The minstrel turned a somewhat surprised and somewhat inquisitive look
towards Kenelm.  But feeling, perhaps, that having withheld from his
fellow-traveller all confidence as to his own name and attributes, he
had no right to ask any confidence from that gentleman not voluntarily
made to him, he courteously said "that he wished the way were longer,
since it would be so pleasantly halved," and strode forth at a brisk
pace.

The twilight was now closing into the brightness of a starry summer
night, and the solitude of the fields was unbroken.  Both these men,
walking side by side, felt supremely happy.  But happiness is like
wine; its effect differing with the differing temperaments on which it
acts.  In this case garrulous and somewhat vaunting with the one man,
warm-coloured, sensuous, impressionable to the influences of external
Nature, as an Aeolian harp to the rise or fall of a passing wind; and,
with the other man, taciturn and somewhat modestly expressed,
saturnine, meditative, not indeed dull to the influences of external
Nature, but deeming them of no value, save where they passed out of
the domain of the sensuous into that of the intellectual, and the soul
of man dictated to the soulless Nature its own questions and its own
replies.

The minstrel took the talk on himself, and the talk charmed his
listener.  It became so really eloquent in the tones of its utterance,
in the frank play of its delivery, that I could no more adequately
describe it than a reporter, however faithful to every word a true
orator may say, can describe that which, apart from all words, belongs
to the presence of the orator himself.

Not, then, venturing to report the language of this singular
itinerant, I content myself with saying that the substance of it was
of the nature on which it is said most men can be eloquent: it was
personal to himself.  He spoke of aspirations towards the achievement
of a name, dating back to the dawn of memory; of early obstacles in
lowly birth, stinted fortunes; of a sudden opening to his ambition
while yet in boyhood, through the generous favour of a rich man, who
said, "The child has genius: I will give it the discipline of culture;
one day it shall repay to the world what it owes to me;" of studies
passionately begun, earnestly pursued, and mournfully suspended in
early youth.  He did not say how or wherefore: he rushed on to dwell
upon the struggles for a livelihood for himself and those dependent on
him; how in such struggles he was compelled to divert toil and energy
from the systematic pursuit of the object he had once set before him;
the necessities for money were too urgent to be postponed to the
visions of fame.  "But even," he exclaimed, passionately, "even in
such hasty and crude manifestations of what is within me, as
circumstances limited my powers, I know that I ought to have found
from those who profess to be authoritative judges the encouragement of
praise.  How much better, then, I should have done if I had found it!
How a little praise warms out of a man the good that is in him, and
the sneer of a contempt which he feels to be unjust chills the ardour
to excel!  However, I forced my way, so far as was then most essential
to me, the sufficing breadmaker for those I loved; and in my holidays
of song and ramble I found a delight that atoned for all the rest.
But still the desire of fame, once conceived in childhood, once
nourished through youth, never dies but in our grave.  Foot and hoof
may tread it down, bud, leaf, stalk; its root is too deep below the
surface for them to reach, and year after year stalk and leaf and bud
re-emerge.  Love may depart from our mortal life: we console
ourselves; the beloved will be reunited to us in the life to come.
But if he who sets his heart on fame loses it in this life, what can
console him?"

"Did you not say a little while ago that fame allowed of no grave?"

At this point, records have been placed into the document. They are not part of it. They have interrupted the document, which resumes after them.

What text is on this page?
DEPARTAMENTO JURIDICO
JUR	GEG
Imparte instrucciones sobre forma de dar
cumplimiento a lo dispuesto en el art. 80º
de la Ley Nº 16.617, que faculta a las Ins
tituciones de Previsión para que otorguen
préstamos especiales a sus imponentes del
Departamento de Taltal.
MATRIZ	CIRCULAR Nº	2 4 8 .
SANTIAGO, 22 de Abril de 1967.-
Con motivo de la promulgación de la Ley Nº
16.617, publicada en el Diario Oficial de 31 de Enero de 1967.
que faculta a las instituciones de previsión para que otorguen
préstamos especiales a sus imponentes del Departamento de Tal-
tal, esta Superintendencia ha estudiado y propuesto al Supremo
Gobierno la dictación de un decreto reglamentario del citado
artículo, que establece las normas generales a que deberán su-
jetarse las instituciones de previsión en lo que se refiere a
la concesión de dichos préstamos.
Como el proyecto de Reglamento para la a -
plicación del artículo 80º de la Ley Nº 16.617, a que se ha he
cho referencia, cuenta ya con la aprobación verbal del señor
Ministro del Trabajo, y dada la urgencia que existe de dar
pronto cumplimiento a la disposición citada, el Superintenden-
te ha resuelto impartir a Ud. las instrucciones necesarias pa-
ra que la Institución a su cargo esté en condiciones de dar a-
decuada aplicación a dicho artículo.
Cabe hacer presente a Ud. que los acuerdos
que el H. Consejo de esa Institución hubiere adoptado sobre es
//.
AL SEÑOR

"True; but if we do not achieve it before we ourselves are in the
grave, what comfort can it give to us?  Love ascends to heaven, to
which we hope ourselves to ascend; but fame remains on the earth,
which we shall never again revisit.  And it is because fame is
earth-born that the desire for it is the most lasting, the regret for
the want of it the most bitter, to the child of earth.  But I shall
achieve it now; it is already in my grasp."

By this time the travellers had arrived at the brook, facing the
wooden bridge beside Cromwell Lodge.

Here the minstrel halted; and Kenelm with a certain tremble in his
voice, said, "Is it not time that we should make ourselves known to
each other by name?  I have no longer any cause to conceal mine,
indeed I never had any cause stronger than whim,--Kenelm Chillingly,
the only son of Sir Peter, of Exmundham, -----shire."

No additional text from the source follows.